Hati Munafik yang Berbicara: Cerpen Cinta Palsu dan Pengkhianatan yang Menyakitkan

Posted on

Jadi gini, pernah nggak sih ngerasa cinta yang kamu jalani tuh kayaknya nggak bener-bener nyata? Kayak cuma ilusi yang dibikin-bikin aja biar kelihatan manis, padahal udah nggak ada lagi yang bisa dipertahankan. Nah, cerpen ini bakal ngebahas soal itu. Tentang hati yang ngomong, tapi ngomongnya cuma kebohongan. So, siap-siap buat ngerasain semua rasa kecewa yang nggak pernah kamu duga sebelumnya!

 

Hati Munafik yang Berbicara

Ilusi Cinta yang Dibangun

Langit malam itu dipenuhi oleh gemerlap lampu kota, seolah tak ada habisnya. Di balkon apartemen mewah yang terletak di lantai 22, aku duduk sendiri, memandang ke luar. Angin malam yang sejuk menyapu wajahku, tapi hatiku tetap terasa sesak. Aku mengangkat gelas anggur, menyesapnya pelan. Rasanya hanya seperti kebiasaan, tak lebih. Tak ada yang istimewa. Tak ada yang membuatku merasa lebih hidup.

Althea baru saja meninggalkan pesta yang kami hadiri. Dia lebih suka bergaul dengan teman-temannya, membicarakan bisnis, atau lebih tepatnya, status sosial. Semua orang memujinya—kecantikannya, cara berbicaranya, dan tentu saja, penampilannya yang selalu sempurna. Semua orang tahu, Althea adalah wanita yang diinginkan, dan aku… aku adalah pria yang beruntung memilikinya. Begitulah yang mereka katakan. Tapi aku mulai bertanya-tanya, beruntungkah aku?

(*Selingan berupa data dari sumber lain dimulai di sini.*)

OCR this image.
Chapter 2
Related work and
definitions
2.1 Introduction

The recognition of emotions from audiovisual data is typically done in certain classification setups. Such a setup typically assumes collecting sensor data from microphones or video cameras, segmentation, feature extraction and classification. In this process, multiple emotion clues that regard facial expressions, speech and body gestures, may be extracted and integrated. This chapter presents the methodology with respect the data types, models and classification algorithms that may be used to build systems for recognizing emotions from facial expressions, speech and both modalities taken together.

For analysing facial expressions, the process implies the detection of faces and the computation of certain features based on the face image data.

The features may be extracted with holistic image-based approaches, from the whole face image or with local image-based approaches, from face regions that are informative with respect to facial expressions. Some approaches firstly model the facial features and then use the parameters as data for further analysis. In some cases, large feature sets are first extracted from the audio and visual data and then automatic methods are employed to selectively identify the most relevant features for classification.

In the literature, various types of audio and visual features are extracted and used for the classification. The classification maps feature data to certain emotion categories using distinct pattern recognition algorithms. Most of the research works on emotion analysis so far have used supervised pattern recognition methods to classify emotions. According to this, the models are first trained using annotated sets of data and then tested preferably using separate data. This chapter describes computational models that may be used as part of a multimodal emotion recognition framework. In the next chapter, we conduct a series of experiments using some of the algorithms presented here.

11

Tiba-tiba, pintu balkon terbuka, dan suara langkah kaki yang ringan menyusul. Aku tahu itu Althea. Tak perlu melihat wajahnya untuk tahu siapa yang datang. Itu sudah cukup terasa di udara, seperti bau parfum yang selalu dia pakai, mewah, tapi terasa kosong.

“Kenapa kamu selalu menyendiri begini?” suaranya terdengar lembut, meskipun aku tahu dia tidak pernah benar-benar peduli dengan apa yang kurasakan.

Aku menoleh, setengah tersenyum, tapi senyumku tidak sampai ke mata. “Hanya ingin menikmati malam,” jawabku pelan.

Althea berjalan mendekat, dan duduk di sampingku, menyandarkan tubuhnya ke pagar balkon. Dia tak mengucapkan apa-apa lagi, hanya menikmati keheningan, atau mungkin sedang merencanakan apa yang harus dia lakukan selanjutnya untuk mempertahankan citra dirinya.

“Kenapa kita seperti ini, Thea?” tanyaku, suara rendah, nyaris tak terdengar. Aku tidak berharap dia akan menjawab dengan jujur. Tapi entah kenapa, kali ini aku merasa perlu bertanya.

Dia menoleh padaku, matanya berbinar, penuh teka-teki. “Apa maksudmu?” jawabnya dengan nada yang seolah-olah aku yang baru pertama kali bertanya hal seperti itu.

Aku memandangnya. “Kita terlihat sempurna di luar, kan? Tapi di dalam… kita hanya saling berjarak,” kataku. Kalimat itu keluar begitu saja, entah sudah berapa lama aku menyimpannya.

Althea terkekeh, meski terdengar sedikit canggung. “Aku rasa kamu terlalu berpikir,” ujarnya, lalu menyandarkan kepalanya ke bahu ku. “Kita cuma sibuk, Nat. Semua orang punya kesibukannya masing-masing.”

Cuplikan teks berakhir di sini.